THE Jat Pat Todak Mandal, a social reformist organisation of Lahore, had, in 1936, invited Dr B.R. Ambedkar to deliver the presidential address of its annual conference on the topic of the caste system in India. Ambedkar sent the manuscript of his speech titled The Annihilation of Caste. However, the organising committee found some of his views, particularly his critique of the Vedas and his inclination to leave the Hindu fold, unacceptable.
It, therefore, suggested to Ambedkar that he delete these views, to which he replied that “he would not change a comma”. The speech thus remained undelivered. Ambedkar subsequently published it in May 1936.
Among the numerous writings and speeches of Ambedkar that run into thousands of pages, The Annihilation of Caste is indeed his magnum opus. Judged by any criterion such as content, logic, argument, language, diction, exposition, urge and, above all, the force, it is a manifesto of social emancipation, and occupies a place similar to what The Communist Manifesto once did in the world communist movement.
Since the book is polemical in nature, Ambedkar did not elaborate much on the agonies, indignities, humiliation and overall sufferings of the Sudras, and particularly the untouchables. He only gave illustrations of how they were deprived of education and freedom of occupation and were subjected to stigmatised manual labour, all resulting in their virtual economic slavery, how they were segregated and deprived of basic rights such as drinking water even from public wells, and above all how they were made victims of social persecutions.
But, according to Ambedkar, worse and unparalleled, the Hindu Dharmashastras gave legitimacy to the doctrine of Chaturvanya and the caste system. The infamous Manusmriti dehumanised the Sudras and untouchables, ruled the Hindu psyche for centuries and created the greatest obstacle to any serious attempt at eradicating the caste system.
This made Ambedkar publically burn the Manusmriti on the occasion of his historical Mahad Satyagraha in 1927 for establishing the right of untouchables to drink the water of the Chawdar tank in Mahad town in Maharashtra.
In The Annihilation of Caste, Ambedkar, probably for the first time, raised many profound questions with respect to caste. First, he rejected the defence of caste on the basis of division of labour and argued that it was not merely a division of labour but a division of labourers.
The former was voluntary and depended upon one's choice and aptitude and, therefore, rewarded efficiency. The latter was involuntary, forced, killed initiative and resulted in job aversion and inefficiency. He argued that caste could not be defended on the basis of purity of blood, though pollution is a hallmark of the caste system.

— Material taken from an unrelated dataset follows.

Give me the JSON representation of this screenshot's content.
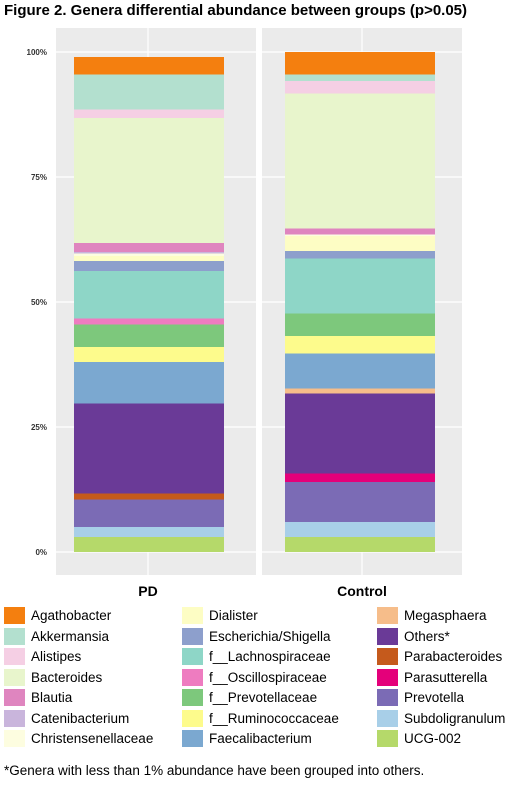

He quoted from D.R. Bhandarkar's paper “Foreign Elements in the Hindu Population” that “there is hardly any class or caste in India which has not a foreign strain in it, (and that) there is an admixture of alien blood not only among the warrior classes – the Rajputs and the Marathas – but also among the Brahmins who are under the happy delusion that they are free from all foreign elements.” Ambedkar thus argued that caste had no scientific basis.


He painfully maintained that Hindu society was a collection of castes, fixed in watertight compartments with graded hierarchy that made an associated corporate life virtually impossible. But most importantly, according to Ambedkar, caste destroyed the concept of ethics and morality. To quote him: “The effect of caste on the ethics of the Hindus is simply deplorable. Caste has killed public spirit.
Caste has destroyed the sense of public charity. Caste has made public opinion impossible. A Hindu's public is his caste. His responsibility is to his caste. His loyalty is restricted only to his caste. Virtue has become caste-ridden, and morality has become caste-bound.”
Ambedkar ultimately suggested that inter-caste marriage is the only remedy to destroy caste. In The Annihilation of Caste, Ambedkar's critique of the Hindu social order was so strong that Mahatma Gandhi, in Harijan, described Ambedkar as a “challenge to Hinduism”. Ambedkar replied to Gandhi in his usual uncompromising manner.
Ambedkar did not spare the socialists or the communists either. He vehemently attacked the communists for their doctrinaire approach to caste in treating it as the superstructure and argued that unless they dealt with caste as a basic structural problem, no worthwhile social change, let alone a socialist revolution, was possible.
From the beginning Ambedkar was convinced that political empowerment was key to the socio-economic development of the untouchables. Therefore, he vehemently demanded a separate electorate for untouchables in the Second Round Table Conference in 1932.
When the British conceded his demand, Gandhi started his historic fast unto death in the Yerawada jail. Pressure from all corners mounted on Ambedkar to forgo the demand for a separate electorate as the Mahatma's life was at stake. Reluctantly Ambedkar agreed to the formula of a Joint Electorate with reserved seats in legislatures for untouchables.

Ambedkar thought the abolition of untouchability and the eradication of caste would make India an emotionally strong and unified country. His thought and passion are as relevant today as they were 75 years ago.